5 LLM Frameworks to Boost Your Productivity

by Tobias Abdon

The world of LLM app development is a super exciting space. Like in other areas of software development, the right LLM tooling can make a huge difference in productivity, reliability, and security. While the overall LLM dev landscape is relatively new, there are some great tools available to help you build.

In this article I will introduce some of the tools available to developers building apps that use LLMs.

Untitled

LangChain

LangChain is perhaps the most robust framework developed to aid developers in building applications that leverage Language Models (LLMs). In fact, we wrote another article about it that you can check out here.

Whether you're looking to create a simple chatbot or a complex system that amalgamates multiple components, LangChain offers the tools and interfaces to make the job smoother.

LangChain comes with the following modules built-in:

1. Model I/O: Tools to interact, input, and process outputs from language models. 2. Retrieval: Fetches external data for LLM to enhance generation. 3. Chains: Interfaces to compose and streamline LLM components for easy application structure. 4. Memory: Supports recalling past interactions for fluent conversations. 5. Agents: Dynamic workflows using LLMs to determine task sequences. 6. Callbacks: Monitor and integrate feedback loops within LLM applications.

Site: https://docs.langchain.com/docs/

LlamaIndex

Formerly known as GPT Index, LlamaIndex is essential for managing the interaction between LLMs and domain-specific or private data. It excels in ingesting and structuring such data, allowing applications built on LLMs to augment pre-trained models with domain-specific information which may be ensnared in various data stores or formats, making it integral for developers dealing with siloed applications and private data.

Key Features

  • Data connectors for ingesting data from native sources and formats.
  • Data indexes for structuring data in a manner that’s easily consumable by LLMs.
  • Engines offer natural language access to structured data, with capabilities such as powerful retrieval interfaces and conversational interactions.
  • Data agents and Application integrations allow seamless interplay with other systems and tools in your ecosystem.

Site: https://www.llamaindex.ai/

Haystack

Haystack stands out as a comprehensive NLP framework, enabling the development of applications powered by state-of-the-art NLP models and LLMs. It provides diverse capabilities such as question answering, answer generation, and semantic document search.

Core Concepts

  • Pipelines and Nodes structure and process data to perform various NLP tasks.
  • Agents, powered by LLMs, decide the course of action to resolve complex queries.
  • Tools are specialized components used by agents, exemplified by a calculator or a WebRetriever.
  • DocumentStores house the text data that Haystack accesses, with compatibility with various database technologies like Elasticsearch and FAISS.

Repo: https://github.com/deepset-ai/haystack

tinyllm

tinyllm serves as a robust alternative to other LLM libraries, designed to overcome challenges like lack of composability, intricate software designs, and readability issues prevalent in existing libraries. Its emphasis on simplicity and robust abstraction aids in seamless integration with living codebases.

Key Components

  • Function, Validator, Chain, Concurrent, and Decision are the foundational components that facilitate the creation, management, and efficient execution of LLM functions.
  • The library utilizes Tinyllm Vector Store, leveraging a Postgres DB with the pgvector extension, offering a flexible and cost-effective solution for managing embeddings.

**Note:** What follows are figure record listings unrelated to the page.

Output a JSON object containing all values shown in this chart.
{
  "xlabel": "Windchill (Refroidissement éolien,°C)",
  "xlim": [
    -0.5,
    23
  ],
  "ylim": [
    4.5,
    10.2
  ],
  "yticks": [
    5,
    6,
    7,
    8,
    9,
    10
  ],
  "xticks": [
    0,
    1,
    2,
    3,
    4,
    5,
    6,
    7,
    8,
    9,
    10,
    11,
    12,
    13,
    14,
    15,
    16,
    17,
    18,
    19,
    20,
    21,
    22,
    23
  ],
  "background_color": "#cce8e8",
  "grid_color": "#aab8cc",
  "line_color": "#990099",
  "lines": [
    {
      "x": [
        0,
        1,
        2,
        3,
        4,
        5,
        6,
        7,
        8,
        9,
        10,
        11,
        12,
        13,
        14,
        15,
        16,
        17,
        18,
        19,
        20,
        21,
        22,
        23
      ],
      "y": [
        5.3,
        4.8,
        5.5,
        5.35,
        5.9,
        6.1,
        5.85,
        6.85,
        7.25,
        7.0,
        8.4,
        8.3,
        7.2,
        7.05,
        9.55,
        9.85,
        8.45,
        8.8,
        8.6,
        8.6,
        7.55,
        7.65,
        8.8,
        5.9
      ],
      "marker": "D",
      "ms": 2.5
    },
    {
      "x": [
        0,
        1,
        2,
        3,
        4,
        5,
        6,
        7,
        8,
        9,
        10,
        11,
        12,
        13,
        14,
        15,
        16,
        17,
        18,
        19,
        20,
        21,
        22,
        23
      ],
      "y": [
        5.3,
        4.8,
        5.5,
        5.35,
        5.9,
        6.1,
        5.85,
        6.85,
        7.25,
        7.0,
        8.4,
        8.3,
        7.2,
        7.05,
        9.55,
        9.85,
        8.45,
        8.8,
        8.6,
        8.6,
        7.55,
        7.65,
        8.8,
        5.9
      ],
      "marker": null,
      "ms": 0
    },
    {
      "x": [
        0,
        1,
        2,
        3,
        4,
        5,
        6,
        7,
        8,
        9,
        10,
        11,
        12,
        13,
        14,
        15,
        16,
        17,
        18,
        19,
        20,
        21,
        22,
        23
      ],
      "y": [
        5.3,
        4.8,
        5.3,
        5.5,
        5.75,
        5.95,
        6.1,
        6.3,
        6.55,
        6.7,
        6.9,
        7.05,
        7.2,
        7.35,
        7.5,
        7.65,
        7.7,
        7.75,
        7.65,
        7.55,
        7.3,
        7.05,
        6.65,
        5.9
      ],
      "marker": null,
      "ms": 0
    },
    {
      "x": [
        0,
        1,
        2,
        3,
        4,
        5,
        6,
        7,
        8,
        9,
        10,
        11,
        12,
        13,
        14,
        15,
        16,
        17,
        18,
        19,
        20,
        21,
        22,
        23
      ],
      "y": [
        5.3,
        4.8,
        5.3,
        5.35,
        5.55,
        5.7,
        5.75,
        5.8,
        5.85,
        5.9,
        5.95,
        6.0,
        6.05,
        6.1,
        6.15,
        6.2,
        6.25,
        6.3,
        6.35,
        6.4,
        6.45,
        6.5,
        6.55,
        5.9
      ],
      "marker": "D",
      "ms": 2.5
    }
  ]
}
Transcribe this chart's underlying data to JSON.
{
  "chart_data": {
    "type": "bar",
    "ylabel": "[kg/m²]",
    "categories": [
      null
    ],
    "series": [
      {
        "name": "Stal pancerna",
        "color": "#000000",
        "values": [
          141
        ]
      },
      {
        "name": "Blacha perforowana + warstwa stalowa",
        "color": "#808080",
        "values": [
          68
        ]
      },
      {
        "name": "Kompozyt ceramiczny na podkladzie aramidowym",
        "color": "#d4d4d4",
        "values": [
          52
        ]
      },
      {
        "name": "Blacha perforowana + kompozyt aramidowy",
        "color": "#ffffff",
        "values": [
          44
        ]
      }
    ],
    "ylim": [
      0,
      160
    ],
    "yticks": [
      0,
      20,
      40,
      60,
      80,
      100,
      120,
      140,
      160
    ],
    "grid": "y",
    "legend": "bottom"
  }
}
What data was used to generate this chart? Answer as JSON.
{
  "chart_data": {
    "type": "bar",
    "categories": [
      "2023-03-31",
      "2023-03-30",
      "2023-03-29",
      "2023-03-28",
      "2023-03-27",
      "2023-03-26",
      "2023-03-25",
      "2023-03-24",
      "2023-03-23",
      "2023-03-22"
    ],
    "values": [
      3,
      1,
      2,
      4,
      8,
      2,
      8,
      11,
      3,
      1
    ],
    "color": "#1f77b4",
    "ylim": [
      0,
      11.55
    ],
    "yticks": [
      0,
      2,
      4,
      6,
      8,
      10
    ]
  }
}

Repo: https://github.com/zozoheir/tinyllm

Griptape

Griptape is known for its modular framework that aids in building secure and efficient AI-powered applications. It enables developers to construct apps with modular structures and tools while maintaining extensive control over data access and LLM activities.

Notable Characteristics

  • AI Apps Construction: Offers modular structures and tools for composing apps in Python.
  • Data Access Control: Provides secure connectivity to data sources with granular access controls.
  • Scalability: Facilitates easy deployment and running of apps in the cloud, allowing processing of data as needed.

Site: https://www.griptape.ai/

Conclusion

The LLM Tooling Landscape is young but moving fast, with innovative tools like LangChain, LlamaIndex, tinyllm, Haystack, and Griptape, each bringing unique solutions and capabilities to the table. Whether it’s managing domain-specific data, simplifying interactions with LLMs, solving intricate NLP tasks, or building secure AI-powered applications, these tools are transforming the way developers leverage LLMs to build groundbreaking applications. Keep an eye on this evolving landscape to stay abreast of the latest advancements and optimize your development workflow.